L 1: Jr 7, 23-28; Sl 94 (95), 1-2. 6-7. 8-9; Ev: Lc 11, 14-23
Na sequência da declaração de que Jesus Fulfills the Law (Jesus cumpre a Lei), nesta Liturgia da Palavra é-nos dado contemplar uma teologia prática.
Entre os textos evangélicos que comprovam que Jesus realizou exorcismos, segundo os biblistas, encontram-se: relatos de exorcismos, ditos em resposta à acusação dos seus adversários e resumos da atividade de Jesus. Hoje encontramo-nos com um destes ditos, que serve para provar que Jesus realizou exorcismos.

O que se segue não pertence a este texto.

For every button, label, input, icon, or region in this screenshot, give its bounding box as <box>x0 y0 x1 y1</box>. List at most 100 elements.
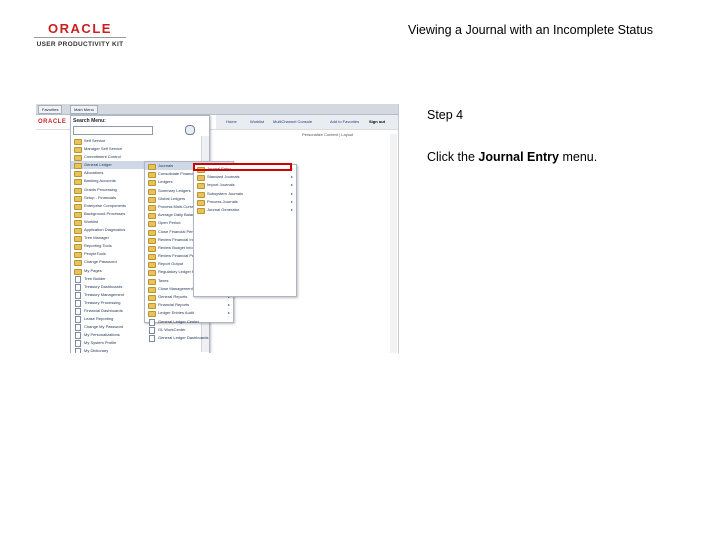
folder-icon <box>148 295 156 301</box>
menu-item-label: Lease Reporting <box>84 316 114 322</box>
menu-item[interactable]: Manager Self Service <box>71 145 209 154</box>
folder-icon <box>197 199 205 206</box>
document-icon <box>75 291 81 299</box>
submenu-arrow-icon: ▸ <box>290 174 293 180</box>
menu-item-label: My Dictionary <box>84 348 109 353</box>
folder-icon <box>148 204 156 211</box>
document-icon <box>75 283 81 291</box>
submenu-arrow-icon: ▸ <box>290 182 293 188</box>
menu-item-label: Allocations <box>84 170 104 176</box>
folder-icon <box>74 211 82 218</box>
folder-icon <box>148 213 156 220</box>
menu-item[interactable]: Import Journals ▸ <box>194 181 296 190</box>
folder-icon <box>148 229 156 236</box>
folder-icon <box>148 262 156 269</box>
folder-icon <box>148 172 156 179</box>
folder-icon <box>148 245 156 252</box>
folder-icon <box>74 244 82 251</box>
folder-icon <box>74 171 82 178</box>
menu-item-label: Treasury Management <box>84 291 125 297</box>
oracle-wordmark: ORACLE <box>48 21 112 36</box>
document-icon <box>75 324 81 332</box>
menu-item[interactable]: Standard Journals ▸ <box>194 173 296 182</box>
home-link[interactable]: Home <box>226 119 237 124</box>
favorites-nav-button[interactable]: Favorites <box>38 105 63 114</box>
personalize-links[interactable]: Personalize Content | Layout <box>302 132 353 137</box>
menu-item-label: Standard Journals <box>207 174 240 180</box>
header-links: Home Worklist MultiChannel Console Add t… <box>216 115 398 129</box>
folder-icon <box>74 195 82 202</box>
search-menu-input[interactable] <box>73 126 153 135</box>
multichannel-console-link[interactable]: MultiChannel Console <box>273 119 312 124</box>
folder-icon <box>74 147 82 154</box>
application-screenshot: Favorites Main Menu ORACLE Home Worklist… <box>36 104 399 353</box>
menu-item[interactable]: GL WorkCenter <box>145 326 233 334</box>
menu-item-label: Ledger Entries Audit <box>158 310 195 316</box>
folder-icon <box>74 187 82 194</box>
add-to-favorites-link[interactable]: Add to Favorites <box>330 119 359 124</box>
menu-item-label: Financial Reports <box>158 302 190 308</box>
folder-icon <box>148 188 156 195</box>
folder-icon <box>74 139 82 145</box>
folder-icon <box>148 311 156 318</box>
menu-item[interactable]: Journal Generator ▸ <box>194 206 296 214</box>
menu-item-label: Process Journals <box>207 198 238 204</box>
folder-icon <box>197 183 205 190</box>
logo-divider <box>34 37 126 38</box>
menu-item-label: Report Output <box>158 261 184 267</box>
folder-icon <box>74 203 82 210</box>
document-icon <box>75 299 81 307</box>
step-label: Step 4 <box>427 108 464 122</box>
folder-icon <box>148 270 156 277</box>
menu-item-label: Open Period <box>158 220 181 226</box>
folder-icon <box>74 236 82 243</box>
menu-item-label: Banking Accounts <box>84 178 116 184</box>
upk-subtitle: USER PRODUCTIVITY KIT <box>36 41 124 48</box>
search-menu-label: Search Menu: <box>73 118 106 124</box>
menu-item-label: Close Management <box>158 285 193 291</box>
submenu-arrow-icon: ▸ <box>290 206 293 212</box>
folder-icon <box>74 260 82 267</box>
main-menu-nav-button[interactable]: Main Menu <box>70 105 98 114</box>
document-icon <box>149 334 155 342</box>
menu-item[interactable]: Self Service <box>71 137 209 145</box>
page-scrollbar[interactable] <box>390 134 397 353</box>
navigation-bar: Favorites Main Menu <box>36 104 398 115</box>
menu-item[interactable]: General Ledger Dashboards <box>145 334 233 342</box>
search-go-icon[interactable] <box>185 125 195 135</box>
menu-item[interactable]: Financial Reports ▸ <box>145 301 233 310</box>
menu-item-label: GL WorkCenter <box>158 326 186 332</box>
document-icon <box>75 332 81 340</box>
menu-item-label: Financial Dashboards <box>84 307 123 313</box>
menu-item[interactable]: Ledger Entries Audit ▸ <box>145 309 233 318</box>
menu-item-label: Journal Generator <box>207 206 240 212</box>
menu-item-label: Self Service <box>84 138 106 143</box>
menu-item-label: Tree Builder <box>84 275 106 281</box>
menu-item-label: My Pages <box>84 267 102 273</box>
menu-item-label: Application Diagnostics <box>84 227 126 233</box>
menu-item-label: Journals <box>158 163 174 168</box>
instruction-suffix: menu. <box>558 150 598 164</box>
submenu-arrow-icon: ▸ <box>227 310 230 316</box>
folder-icon <box>197 207 205 214</box>
sign-out-link[interactable]: Sign out <box>369 119 385 124</box>
menu-item-label: My Personalizations <box>84 332 120 338</box>
menu-item[interactable]: My Dictionary <box>71 347 209 353</box>
menu-item-label: Manager Self Service <box>84 146 123 152</box>
journals-submenu: Journal Entry ▸ Standard Journals ▸ Import J… <box>193 164 297 297</box>
menu-item[interactable]: General Ledger Center <box>145 318 233 326</box>
portal-logo: ORACLE <box>38 119 67 125</box>
oracle-upk-logo: ORACLE USER PRODUCTIVITY KIT <box>34 22 126 49</box>
worklist-link[interactable]: Worklist <box>250 119 264 124</box>
folder-icon <box>148 196 156 203</box>
document-icon <box>75 307 81 315</box>
document-icon <box>75 348 81 353</box>
document-icon <box>75 275 81 283</box>
document-icon <box>75 316 81 324</box>
menu-item-label: Taxes <box>158 277 169 283</box>
menu-item[interactable]: Subsystem Journals ▸ <box>194 190 296 198</box>
menu-item[interactable]: Process Journals ▸ <box>194 198 296 206</box>
step-instruction: Click the Journal Entry menu. <box>427 150 597 164</box>
menu-item-label: General Ledger Dashboards <box>158 334 209 340</box>
menu-item-label: Treasury Processing <box>84 299 121 305</box>
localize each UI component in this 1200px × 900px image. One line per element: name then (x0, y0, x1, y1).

E a prova é dada pelos adversários do Mestre, que o acusam, ainda que indevidamente, negando a sua “pretenção” de o fazer “pelo dedo de Deus”. Os exorcismos são, pois, um sinal da chegada do Reino de Deus e da ação do Espírito Santo sobre o espírito que domina o mundo.
A missão de Jesus de libertar pessoas possuídas ou atormentadas pelos espíritos malignos é apresentada pelos Sinóticos como parte essencial do seu ministério messiânico, distinguindo-a da não menos importante atividade taumatúrgica (de fazer milagres), que costumava ser finalizada pela cura de pessoas aflitas por várias doenças e enfermidades.
Estamos diante de um problema bíblico delicado, porque os fariseus também operavam exorcismos, mas estes pela força da Lei (de Deus), enquanto que Jesus o fazia pela força do Espírito Santo que dá Vida. Por isso é que os fariseus não estavam capazes de entender por quê ou por Quem Jesus o fazia. Este é um dos momentos em que Jesus insinua a presença de um Deus como Trindade, da força do Pai que é o Espírito que Se manifesta n’Ele. Para Jesus esta relação entre Deus e os aflitos é algo primário, enquanto que para os fariseus é a relação com a Lei que é primária. Para Jesus, a cura e libertação de um doente tem um valor definitivo, ao passo que para os fariseus a cura dos doentes era algo secundário.
Por fim, subentende-se o poder do mais forte: Deus revela-Se mais forte do que Satanás que até agora tinha dominado a terra. Em Jesus mostra-se o sinal no qual Deus atua contra Satanás e o derrota. Todos estes argumentos se situam no plano da fé e condensaram-se nas palavras de Jesus: “se Eu expulso os demónios pelo dedo de Deus, então quer dizer que o reino de Deus chegou até vós”. “Dedo” significa aqui força ou poder da atividade que Deus realiza por meio de Jesus. Podemos ver, até, aqui um paralelismo com o episódio da defesa da mulher adúltera (Jo 8,1-11), em que Jesus “inclinando-se, pôs-se a escrever com o dedo na terra” (v. 6b). Por aqui, podemos compreender que Jesus escreve o Evangelho em tempo real, com o que pratica e ensina. Com a sua Pessoa, qual “Dedo” de Deus, é escrito o caminho de misericórdia e de salvação acessível a toda a humanidade. O único limite é a obstinação dos corações humanos em não escutar e escolher pelo bem.
Jesus tinha a certeza de ser instrumento da obra salvadora de Deus à qual tendem os seres humanos. O Reino também já está presente, de forma latente, e torna-se patente quando Jesus nos liberta das forças do mal. É precisamente aquilo que sucede quando Jesus expulsa os demónios, perdoa os pecados e suscita um campo de fraternidade entre os homens. O Reino não vem por sinais exteriores, ele acontece ou começa a mostrar-se onde Jesus liberta os homens da forma do diabo (o desumano) e os conduz ao futuro da graça, liberdade e vida. Esta é a fé do Evangelho, contrária à opinião dos fariseus, que interpretam a obra de Jesus como expressão da presença e da influência de Satanás.
No fundo, Jesus afirma que o Reino de Deus já está em ação. Não é uma teoria ou código diante do qual devamos estar meramente conformados, mas um dinamismo profundo dentro do qual mergulhar o nosso coração e ativar a nossa capacidade de escolher pelo caminho de Jesus Cristo. Na Quaresma, a fidelidade do homem novo, em nós, joga-se entre a escuta e a escolha: a escuta de Jesus e a escolha das ações que nos conformam a Ele e ao seu Reino.